By Franck Pachot

.
If you followed the 1M rows insert variations, you have seen how something simple brought me into an investigation with the latest tools available to see where the time is spent. When the time is CPU time, there is no wait event to get the detail of DB Time. I’ve used perf events in the previous post and I’ll now visualize them with CPU Flame Graph. My goal is to understand why my test cases is 2x longer in 11.2.0.4 vs 11.2.0.3

The idea to use Flame Graphs come from Luca Canali:

.@FranckPachot Franck, have you considered stack profiling and flame graphs? /CC @fritshoogland @OracleSK @martinberx

And you can read about Flame Graphs for Oracle on his blog. That was the occasion for me to test that before attending to his presentation at SOUG next week.

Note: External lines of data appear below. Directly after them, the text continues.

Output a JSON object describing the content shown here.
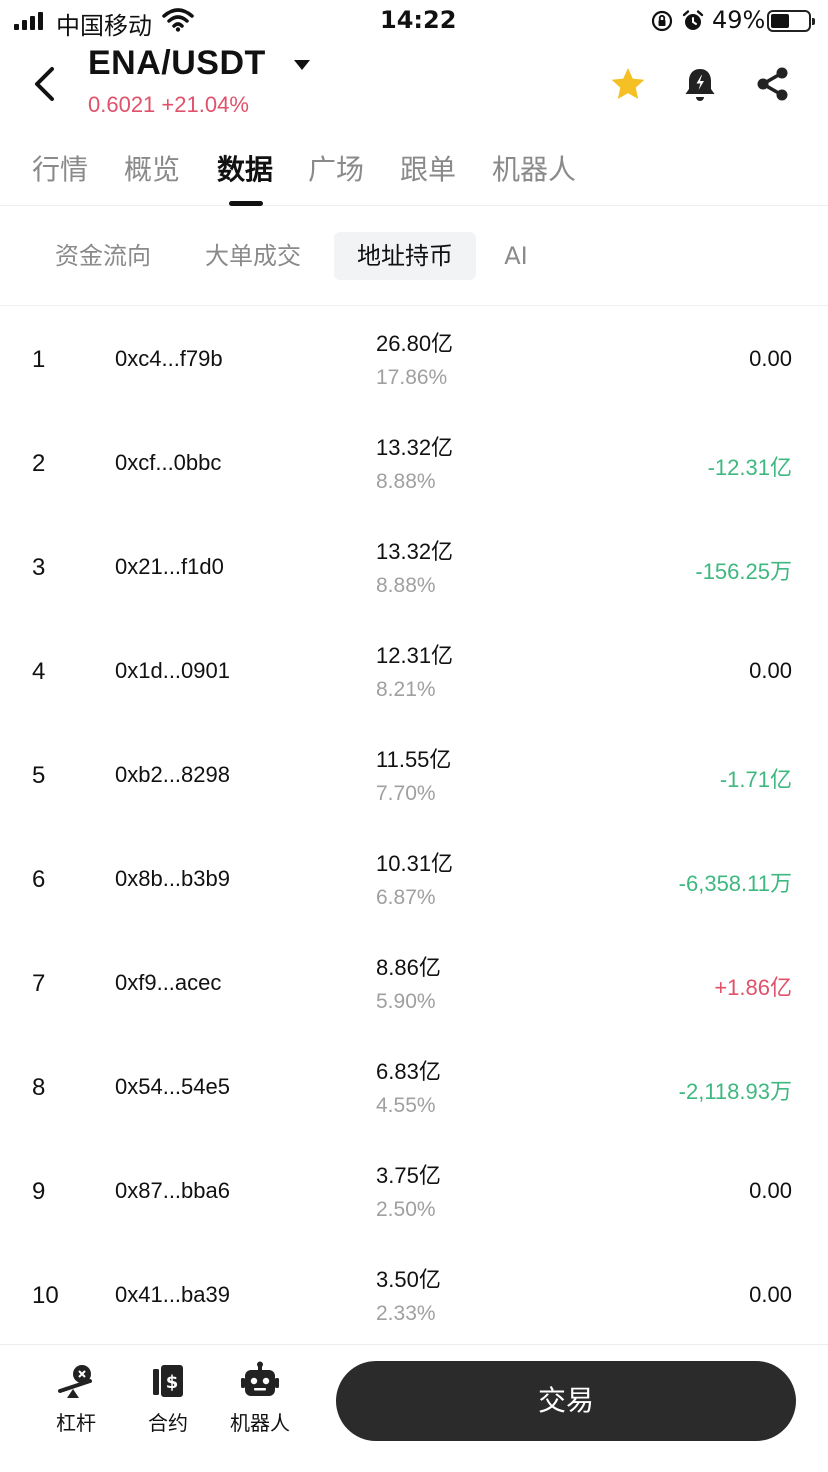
{
  "status_bar": {
    "carrier": "中国移动",
    "time": "14:22",
    "battery": "49%",
    "battery_level": 0.49,
    "icons": [
      "signal-icon",
      "wifi-icon",
      "rotation-lock-icon",
      "alarm-icon",
      "battery-icon"
    ]
  },
  "header": {
    "pair": "ENA/USDT",
    "price": "0.6021",
    "change": "+21.04%",
    "colors": {
      "up": "#e0526b",
      "down": "#3fb87f",
      "star": "#f5c024"
    }
  },
  "tabs": [
    "行情",
    "概览",
    "数据",
    "广场",
    "跟单",
    "机器人"
  ],
  "active_tab": "数据",
  "subtabs": [
    "资金流向",
    "大单成交",
    "地址持币",
    "AI"
  ],
  "active_subtab": "地址持币",
  "holders": [
    {
      "rank": "1",
      "address": "0xc4...f79b",
      "amount": "26.80亿",
      "percent": "17.86%",
      "change": "0.00",
      "direction": "neutral"
    },
    {
      "rank": "2",
      "address": "0xcf...0bbc",
      "amount": "13.32亿",
      "percent": "8.88%",
      "change": "-12.31亿",
      "direction": "down"
    },
    {
      "rank": "3",
      "address": "0x21...f1d0",
      "amount": "13.32亿",
      "percent": "8.88%",
      "change": "-156.25万",
      "direction": "down"
    },
    {
      "rank": "4",
      "address": "0x1d...0901",
      "amount": "12.31亿",
      "percent": "8.21%",
      "change": "0.00",
      "direction": "neutral"
    },
    {
      "rank": "5",
      "address": "0xb2...8298",
      "amount": "11.55亿",
      "percent": "7.70%",
      "change": "-1.71亿",
      "direction": "down"
    },
    {
      "rank": "6",
      "address": "0x8b...b3b9",
      "amount": "10.31亿",
      "percent": "6.87%",
      "change": "-6,358.11万",
      "direction": "down"
    },
    {
      "rank": "7",
      "address": "0xf9...acec",
      "amount": "8.86亿",
      "percent": "5.90%",
      "change": "+1.86亿",
      "direction": "up"
    },
    {
      "rank": "8",
      "address": "0x54...54e5",
      "amount": "6.83亿",
      "percent": "4.55%",
      "change": "-2,118.93万",
      "direction": "down"
    },
    {
      "rank": "9",
      "address": "0x87...bba6",
      "amount": "3.75亿",
      "percent": "2.50%",
      "change": "0.00",
      "direction": "neutral"
    },
    {
      "rank": "10",
      "address": "0x41...ba39",
      "amount": "3.50亿",
      "percent": "2.33%",
      "change": "0.00",
      "direction": "neutral"
    }
  ],
  "bottom_nav": {
    "items": [
      {
        "label": "杠杆",
        "icon": "leverage-icon"
      },
      {
        "label": "合约",
        "icon": "contract-icon"
      },
      {
        "label": "机器人",
        "icon": "robot-icon"
      }
    ],
    "trade_button": "交易"
  }
}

perf events and flame graphs

I’ve run my testcase in 11.2.0.3 and 11.2.0.4 and gathered perf events with:

SQL> select spid from v$process 
where addr=(select paddr from v$session where sid=sys_context('userenv','sid'));

SPID
------------------------
44658

to get the process id and:

perf record -e cpu-cycles -o /tmp/perf.out -g -c 1 -p 44658

to capture samples. I’ve stopped it after 3 seconds because the high frequency sampling generates large files.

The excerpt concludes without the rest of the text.